My colleague Paul Hammond asked me to come up with five thoughts for the future of transport planning as part of a gathering this weekend of c100 bright minds from within Mott MacDonald’s growing population of transport planners. I thought I’d share them on Linkedin and see what other people’s thoughts are.
1 Black swans
Naseem Nicholas Taleb wrote the book ‘The Black Swan’ which highlights how extreme outliers beyond the realms of regular expectations can unexpectedly have substantial impact. We tend to plan for the normal not the unexpected.
I’m inclined to think that Greta Thunberg is a potential Black Swan (very much in a good way). A 16 year-old Swedish girl with Asperger’s who has mobilised people globally to press for action on climate change. She started as an outlier and for many in society perhaps is still seen as such – with 600k Twitter followers, dwarfed by the 60M following Trump (I’m following one of them).
But her call to arms, alongside Extinction Rebellion and the public reaction to Sir David Attenborough’s exposure of the issues may have started a serious disruption to normal to the extent that we see attitudes, behaviours and our very system of society changing.
For many transport planners motivated by sustainability, this may spell a strengthening of the importance of planning but it may also bring challenges regarding how readily transport planning is able to evolve in response.
2 The rise of heterogeneity
As something of a generalisation, we have a transport system created ‘in their own image’ by middle-aged, able-bodied white men.
Earlier in my career you could sometimes catch someone saying at a conference as a postscript to their main point– ‘we mustn’t forget women, the elderly and the disabled’ (as if they were somehow a minority faction of society).
We have an ageing society. We have young people behaving very differently. We have greater recognition of mental health, diversity in sexuality, cultural diversity. We have a serious strain on two party politics perhaps reflecting a society that is overtly heterogeneous.
Our transport analysis, meanwhile, has centred upon classifying people and what they do in terms of activities and trips. Simplicity has been an ally. We’ve not assumed everyone is the same, but neither has the heterogeneity of society and how it might continue to change been substantially addressed.
We may face a future where this needs to be grasped for technical if not moral reasons if future transport planning is to be fit for purpose.
3 Internet dependence
The car began as a liberating force for individuals in society – it offered independence and opportunity. But over time, as Phil Goodwin observed in the 1990s, we came to rely upon it – we shaped our built environment, our behaviours, our economy and social norms around an expectation of having a car. We became dependent on the car. The societal costs of that dependence in turn became apparent, amplified by population growth.

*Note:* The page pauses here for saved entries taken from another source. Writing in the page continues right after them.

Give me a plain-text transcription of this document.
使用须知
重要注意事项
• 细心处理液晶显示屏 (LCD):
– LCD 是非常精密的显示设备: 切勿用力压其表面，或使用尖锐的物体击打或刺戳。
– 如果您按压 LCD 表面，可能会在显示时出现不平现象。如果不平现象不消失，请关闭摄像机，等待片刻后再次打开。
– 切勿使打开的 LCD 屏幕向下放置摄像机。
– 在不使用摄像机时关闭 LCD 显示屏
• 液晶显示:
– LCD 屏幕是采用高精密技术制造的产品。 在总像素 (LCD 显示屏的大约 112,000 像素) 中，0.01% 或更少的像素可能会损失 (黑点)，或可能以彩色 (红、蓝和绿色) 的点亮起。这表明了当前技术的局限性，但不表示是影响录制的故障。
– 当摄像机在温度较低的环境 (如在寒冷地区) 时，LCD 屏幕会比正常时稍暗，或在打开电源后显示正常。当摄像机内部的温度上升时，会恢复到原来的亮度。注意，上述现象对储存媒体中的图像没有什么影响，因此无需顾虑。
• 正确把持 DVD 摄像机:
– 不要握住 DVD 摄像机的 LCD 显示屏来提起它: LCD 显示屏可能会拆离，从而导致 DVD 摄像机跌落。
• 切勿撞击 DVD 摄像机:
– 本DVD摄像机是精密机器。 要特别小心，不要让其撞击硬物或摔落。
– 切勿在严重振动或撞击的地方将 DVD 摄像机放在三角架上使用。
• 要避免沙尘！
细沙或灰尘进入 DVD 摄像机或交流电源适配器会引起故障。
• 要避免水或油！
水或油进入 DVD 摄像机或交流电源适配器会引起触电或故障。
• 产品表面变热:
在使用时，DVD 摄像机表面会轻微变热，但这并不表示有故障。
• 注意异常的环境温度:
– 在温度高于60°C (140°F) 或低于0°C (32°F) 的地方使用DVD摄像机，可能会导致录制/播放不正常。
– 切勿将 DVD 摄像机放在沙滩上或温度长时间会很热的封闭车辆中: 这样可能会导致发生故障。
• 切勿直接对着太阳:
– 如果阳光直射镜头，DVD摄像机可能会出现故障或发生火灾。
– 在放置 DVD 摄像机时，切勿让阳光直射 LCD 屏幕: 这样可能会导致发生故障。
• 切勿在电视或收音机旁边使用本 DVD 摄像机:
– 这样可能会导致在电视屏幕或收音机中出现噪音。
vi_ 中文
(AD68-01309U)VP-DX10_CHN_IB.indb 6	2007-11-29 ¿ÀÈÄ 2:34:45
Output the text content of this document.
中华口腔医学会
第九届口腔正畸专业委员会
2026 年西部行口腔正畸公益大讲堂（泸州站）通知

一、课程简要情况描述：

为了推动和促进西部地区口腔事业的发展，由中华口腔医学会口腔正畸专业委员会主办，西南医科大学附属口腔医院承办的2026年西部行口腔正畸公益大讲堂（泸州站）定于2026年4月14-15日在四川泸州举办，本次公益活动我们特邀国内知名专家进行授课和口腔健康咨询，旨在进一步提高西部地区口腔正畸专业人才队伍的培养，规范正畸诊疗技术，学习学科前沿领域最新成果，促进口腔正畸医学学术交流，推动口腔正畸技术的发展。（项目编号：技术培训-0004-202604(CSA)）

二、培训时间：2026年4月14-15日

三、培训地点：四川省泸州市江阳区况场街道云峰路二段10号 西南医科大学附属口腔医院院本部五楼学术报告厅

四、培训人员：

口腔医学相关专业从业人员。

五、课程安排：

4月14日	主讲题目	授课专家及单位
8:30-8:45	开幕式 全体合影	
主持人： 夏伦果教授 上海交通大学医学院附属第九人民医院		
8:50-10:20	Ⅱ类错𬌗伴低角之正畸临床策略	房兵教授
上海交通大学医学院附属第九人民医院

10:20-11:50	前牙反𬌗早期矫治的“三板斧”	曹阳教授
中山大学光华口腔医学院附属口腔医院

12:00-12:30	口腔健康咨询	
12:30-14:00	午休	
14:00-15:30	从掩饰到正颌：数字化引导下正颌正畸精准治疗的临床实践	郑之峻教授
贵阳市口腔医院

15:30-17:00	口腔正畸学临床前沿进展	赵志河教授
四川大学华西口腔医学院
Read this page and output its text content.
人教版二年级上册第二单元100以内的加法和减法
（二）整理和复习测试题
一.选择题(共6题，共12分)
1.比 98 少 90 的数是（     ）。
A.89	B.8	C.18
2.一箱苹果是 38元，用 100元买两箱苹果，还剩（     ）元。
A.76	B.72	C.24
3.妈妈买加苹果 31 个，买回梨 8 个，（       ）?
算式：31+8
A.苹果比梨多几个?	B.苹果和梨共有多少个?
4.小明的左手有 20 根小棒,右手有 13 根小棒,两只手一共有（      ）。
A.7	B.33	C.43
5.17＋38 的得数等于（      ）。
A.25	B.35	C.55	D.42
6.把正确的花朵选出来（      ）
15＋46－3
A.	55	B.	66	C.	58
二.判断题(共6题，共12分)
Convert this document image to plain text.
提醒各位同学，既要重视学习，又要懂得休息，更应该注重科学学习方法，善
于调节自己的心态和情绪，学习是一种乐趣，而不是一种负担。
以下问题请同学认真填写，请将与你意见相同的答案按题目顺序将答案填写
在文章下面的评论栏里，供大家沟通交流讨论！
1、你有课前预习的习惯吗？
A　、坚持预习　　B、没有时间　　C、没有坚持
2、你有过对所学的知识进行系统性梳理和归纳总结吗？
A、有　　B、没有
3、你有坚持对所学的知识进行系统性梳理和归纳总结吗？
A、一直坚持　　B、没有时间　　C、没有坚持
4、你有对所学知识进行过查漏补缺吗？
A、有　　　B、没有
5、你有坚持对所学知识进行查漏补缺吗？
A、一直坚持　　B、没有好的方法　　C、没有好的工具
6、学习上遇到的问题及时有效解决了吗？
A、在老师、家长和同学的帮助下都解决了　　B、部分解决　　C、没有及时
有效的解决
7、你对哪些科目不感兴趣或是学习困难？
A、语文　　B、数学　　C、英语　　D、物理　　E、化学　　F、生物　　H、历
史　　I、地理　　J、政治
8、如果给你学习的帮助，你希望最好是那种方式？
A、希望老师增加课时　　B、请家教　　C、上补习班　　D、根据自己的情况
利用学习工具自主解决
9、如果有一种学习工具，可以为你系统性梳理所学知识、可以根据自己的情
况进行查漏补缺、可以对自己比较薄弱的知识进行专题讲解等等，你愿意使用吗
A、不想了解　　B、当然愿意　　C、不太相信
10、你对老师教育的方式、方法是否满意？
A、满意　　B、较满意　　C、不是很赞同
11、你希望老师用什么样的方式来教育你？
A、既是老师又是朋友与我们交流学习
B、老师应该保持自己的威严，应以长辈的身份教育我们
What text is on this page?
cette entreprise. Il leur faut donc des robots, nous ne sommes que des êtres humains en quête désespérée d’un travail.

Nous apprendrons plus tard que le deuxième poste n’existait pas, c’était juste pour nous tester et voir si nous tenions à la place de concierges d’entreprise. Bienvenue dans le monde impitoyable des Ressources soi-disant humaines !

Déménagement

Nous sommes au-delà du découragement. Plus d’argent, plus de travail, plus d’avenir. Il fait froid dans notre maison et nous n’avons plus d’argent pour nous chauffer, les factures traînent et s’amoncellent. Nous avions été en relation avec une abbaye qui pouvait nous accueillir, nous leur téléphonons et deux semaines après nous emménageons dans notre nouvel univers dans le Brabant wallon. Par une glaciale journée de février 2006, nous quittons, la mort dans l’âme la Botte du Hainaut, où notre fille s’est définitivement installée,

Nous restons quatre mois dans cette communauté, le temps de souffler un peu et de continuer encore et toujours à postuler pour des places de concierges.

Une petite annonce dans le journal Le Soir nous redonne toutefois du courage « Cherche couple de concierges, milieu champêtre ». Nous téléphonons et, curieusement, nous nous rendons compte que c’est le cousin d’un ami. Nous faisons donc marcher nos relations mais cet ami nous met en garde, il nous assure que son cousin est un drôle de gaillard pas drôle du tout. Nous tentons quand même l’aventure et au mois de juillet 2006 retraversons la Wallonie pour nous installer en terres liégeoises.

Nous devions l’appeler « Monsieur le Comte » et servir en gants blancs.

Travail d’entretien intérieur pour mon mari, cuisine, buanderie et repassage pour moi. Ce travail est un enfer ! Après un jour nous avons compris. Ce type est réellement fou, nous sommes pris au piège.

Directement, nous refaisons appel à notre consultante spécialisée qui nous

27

The internet began as a liberating force for individuals in society – it has offered a new form of access and independence. We are now shaping our built environment, our behaviours, our economy and social norms around expectation of having internet access.
The more bandwidth available, the more demand for it is generated – the bigger the server farms grow and the volumes of data propelled around the system. The internet is not carbon neutral even if it seems more appealing than motorised mobility in this regard. Will we come more and more to refer to internet dependence and its negative connotation?
The internet will continue to affect how we connect in society and the demand for physical mobility. It therefore affects transport planning.
4 Next generation transport planning
Transport planning is ‘man’ made. Its roots are in a different era – the rise of the motor age. Substantially it was about supporting the car and therefore centred upon highways. We developed four-stage models, primarily to analyse car traffic and the benefits of keeping more of it moving. Ministers had a long list of road schemes queuing up to be built – they needed to decide which ones to prioritise. Benefit-cost ratios built upon valuing travel time savings were the order of the day.
Particularly those of you who are earlier on in your careers have inherited transport planning as defined by its origins. But you are the generation who has the opportunity and perhaps the responsibility to shape how transport planning evolves.
In the UK Department for Transport’s ‘Future of Mobility: Urban Strategy’ one quote is that “there will be more change in transport in the next 10 years than in the last 100”. I’m not sure whether I buy that but, nevertheless, transport planning cannot stand still if our profession is to play its part in stewardship over a better future.
My feeling is that transport planning change will be evolutionary not revolutionary. Its in our hands to shape it – but this will require us all to play our part – and have the resilience and patience to see through the change needed.
5 Uncertainty squared
There is, at the moment a sense of deep uncertainty about the future in terms of mobility but also society. This is challenging enough – but add to this the question over whether in 5 or 10 years’ time we will be less uncertain or more uncertain about the future than we are now?
Uncertainty over the future level of uncertainty matters because it affects how fit for purpose our transport planning approaches will be over time.
Some of you wont be surprised that this brings me to FUTURES – a vision-led approach to strategic planning for an uncertain world. Suffice to say that we as Mott MacDonald and UWE Bristol, alongside others, are playing our part in the evolution of transport planning.